As those of you who are regular readers of this column will know, last month I explained how we had driven for hour upon hour to reach one of the prettiest little hotels on the banks of Lake Brienz, in a small town called Bonigen just a few kilometres from Interlaken.
We all love Switzerland – the long walks in the mountains, the gloriously fresh air and the quite simply stunning scenery makes it the perfect place to forget about work and the other pressures of everyday, post-recessionary life. Every morning, we would have breakfast, before stepping out of the hotel’s front door to face the almost unreal turquoise waters of the lake. What a perfect place for a barbecue, we agreed.
So it came to pass that, a few days into our holiday, we had bought some fresh meat, soft bread and cold drinks and headed along the lakeshore to find an idyllic spot for our evening meal. The problem was that half of Bonigen had decided to do the same thing. Every little lake-side nook and cranny was filled with families and couples enjoying a private, alfresco meal. We walked and walked until the boys started to get hungry and, frankly, it was threatening to get dark before I had even burnt my first sausage.

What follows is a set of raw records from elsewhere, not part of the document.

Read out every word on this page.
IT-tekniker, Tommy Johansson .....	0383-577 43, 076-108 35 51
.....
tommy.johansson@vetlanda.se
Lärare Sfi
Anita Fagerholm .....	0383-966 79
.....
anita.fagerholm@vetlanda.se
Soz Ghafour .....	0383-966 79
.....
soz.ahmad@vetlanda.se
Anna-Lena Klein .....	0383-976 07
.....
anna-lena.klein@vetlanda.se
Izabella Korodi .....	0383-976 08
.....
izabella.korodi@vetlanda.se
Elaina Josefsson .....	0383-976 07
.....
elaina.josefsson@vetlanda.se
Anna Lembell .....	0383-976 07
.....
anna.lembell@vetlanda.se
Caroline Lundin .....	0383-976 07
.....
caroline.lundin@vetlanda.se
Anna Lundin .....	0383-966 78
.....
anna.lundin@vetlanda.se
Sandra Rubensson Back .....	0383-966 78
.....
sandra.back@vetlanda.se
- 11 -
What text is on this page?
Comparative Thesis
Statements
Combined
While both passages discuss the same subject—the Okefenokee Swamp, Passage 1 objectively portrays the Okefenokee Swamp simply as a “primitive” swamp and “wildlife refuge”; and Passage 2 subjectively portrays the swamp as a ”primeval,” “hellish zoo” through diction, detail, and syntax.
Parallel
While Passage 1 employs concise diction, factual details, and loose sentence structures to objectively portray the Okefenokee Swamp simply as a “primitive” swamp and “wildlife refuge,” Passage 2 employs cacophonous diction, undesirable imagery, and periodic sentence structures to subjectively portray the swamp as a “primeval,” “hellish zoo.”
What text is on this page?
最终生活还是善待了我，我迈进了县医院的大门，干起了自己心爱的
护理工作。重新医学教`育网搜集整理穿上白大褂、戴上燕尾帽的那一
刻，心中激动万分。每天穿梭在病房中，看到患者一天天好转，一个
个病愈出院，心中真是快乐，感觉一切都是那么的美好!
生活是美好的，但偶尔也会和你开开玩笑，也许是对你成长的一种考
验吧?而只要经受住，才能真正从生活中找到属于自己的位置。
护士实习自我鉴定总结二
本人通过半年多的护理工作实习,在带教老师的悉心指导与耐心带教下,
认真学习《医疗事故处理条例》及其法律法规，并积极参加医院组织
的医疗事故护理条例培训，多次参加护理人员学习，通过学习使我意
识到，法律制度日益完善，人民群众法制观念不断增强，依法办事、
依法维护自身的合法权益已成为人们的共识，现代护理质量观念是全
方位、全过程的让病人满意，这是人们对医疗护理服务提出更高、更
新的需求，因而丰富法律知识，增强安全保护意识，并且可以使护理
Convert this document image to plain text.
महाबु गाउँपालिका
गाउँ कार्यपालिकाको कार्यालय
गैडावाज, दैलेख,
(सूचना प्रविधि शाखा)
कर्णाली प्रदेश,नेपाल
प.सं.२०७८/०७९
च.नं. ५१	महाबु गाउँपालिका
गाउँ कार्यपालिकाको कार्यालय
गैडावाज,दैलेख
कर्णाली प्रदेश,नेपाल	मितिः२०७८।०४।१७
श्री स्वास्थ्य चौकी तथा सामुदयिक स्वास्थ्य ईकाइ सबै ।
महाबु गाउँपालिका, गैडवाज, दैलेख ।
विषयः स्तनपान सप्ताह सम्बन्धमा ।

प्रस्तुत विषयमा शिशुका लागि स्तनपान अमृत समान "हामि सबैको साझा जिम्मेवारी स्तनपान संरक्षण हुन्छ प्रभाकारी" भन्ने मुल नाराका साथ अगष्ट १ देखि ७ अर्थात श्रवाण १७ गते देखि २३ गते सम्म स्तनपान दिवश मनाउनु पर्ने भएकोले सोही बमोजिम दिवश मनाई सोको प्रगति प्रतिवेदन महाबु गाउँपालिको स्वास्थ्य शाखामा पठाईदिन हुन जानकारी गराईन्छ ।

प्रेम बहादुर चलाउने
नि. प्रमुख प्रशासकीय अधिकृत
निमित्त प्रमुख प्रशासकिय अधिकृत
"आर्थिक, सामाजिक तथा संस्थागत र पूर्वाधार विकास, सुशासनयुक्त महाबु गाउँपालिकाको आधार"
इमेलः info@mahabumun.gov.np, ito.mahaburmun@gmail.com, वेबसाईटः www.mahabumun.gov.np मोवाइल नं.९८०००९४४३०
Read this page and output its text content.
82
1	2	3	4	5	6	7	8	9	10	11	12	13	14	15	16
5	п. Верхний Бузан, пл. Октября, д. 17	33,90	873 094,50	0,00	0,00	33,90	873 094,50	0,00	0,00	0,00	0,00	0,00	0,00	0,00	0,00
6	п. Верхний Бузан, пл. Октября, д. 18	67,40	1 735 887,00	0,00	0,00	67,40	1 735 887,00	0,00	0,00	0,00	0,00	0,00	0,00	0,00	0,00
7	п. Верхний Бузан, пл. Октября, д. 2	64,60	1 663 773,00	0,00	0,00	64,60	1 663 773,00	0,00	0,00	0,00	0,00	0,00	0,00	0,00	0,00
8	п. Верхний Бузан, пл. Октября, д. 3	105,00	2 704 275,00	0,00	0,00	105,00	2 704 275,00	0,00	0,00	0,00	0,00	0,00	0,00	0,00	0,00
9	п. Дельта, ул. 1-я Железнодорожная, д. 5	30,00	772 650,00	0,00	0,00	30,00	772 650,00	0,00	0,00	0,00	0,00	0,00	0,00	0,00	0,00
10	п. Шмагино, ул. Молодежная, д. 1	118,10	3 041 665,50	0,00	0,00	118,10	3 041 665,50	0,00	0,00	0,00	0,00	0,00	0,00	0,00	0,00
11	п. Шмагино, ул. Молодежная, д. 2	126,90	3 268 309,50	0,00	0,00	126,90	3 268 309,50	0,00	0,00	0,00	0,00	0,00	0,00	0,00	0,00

Which is why we eventually set up our camp in what I can only best describe as a Swiss lay-by. Right next to the fairly busy lake road, and just under a motorway flyover was where we chose to enjoy our meal, along with Johanna, one of Shirley’s closest friends from her days working in Europe. Johanna dutifully trooped along with the rest of us, not even the occasional thundering past of a truck serving to suppress her enthusiasm for our family outing.
By this time, I must confess to being a little grumpy so it was with a degree of reluctance on my part that I finally placed the portable, one use barbecues on the floor, stood back and threw a lighted match in their general direction, wincing ever so slightly when they went up in flames with that sort of “Whoomph” sound that I recall from that fire-based adventure movie, Backdraft.
Now, those of you who have used these things before will know that, having set fire to them, they then proceed to burn ferociously for about 10 minutes, during which time the only thing to do is open a beer, which is precisely what I did next. As the flames began to recede, I cautiously removed the various packs of fresh meat from our carrier bag and began to creep very slowly towards the now vigorously smoking tin trays.
At this point in the story, let me just pass on one piece of advice. Feeding a family of four, plus one old family friend, requires more than two portable, one use barbecues. No sooner had I placed four rather attractive turkey breasts on the grill than there was no room for much else. Very carefully, I removed a pork sausage from its packaging and gently placed it on the edge of the grill. Stepping back to select a second, the first rolled ever so slowly on to the floor.
Checking to make sure that no-one else had noticed, I put it back and selected a second. The first one slowly rolled on to the floor again.
Eventually, I managed to get everything on the barbecue at which point it was time to turn the turkey breasts to prevent them from burning. Reaching into our bag of barbecue accessories, I rummaged around until I found what has to be the smallest fork known to man. For some reason, despite the fact that we had packed almost the entire contents of our house into the car in preparation for our trip, the only fork we had room to bring with us was a tiny cake fork, no more than 3 inches long.
With the two portable, one use barbecues on the floor, I had little option but to creep about like Quasimodo, gently prodding and turning the fast cooking food with my miniature fork, with the combined sound of motorway traffic and the family crying with laughter in the background.
Nonetheless, I soldiered on with my wee fork. Whilst perhaps just a little overcooked (and what barbecue cooked by Man, isn’t overcooked?), it all turned out a lot better than I expected. The food was edible, the company and views wonderful and even the sound of the motorway overhead eventually faded into white noise.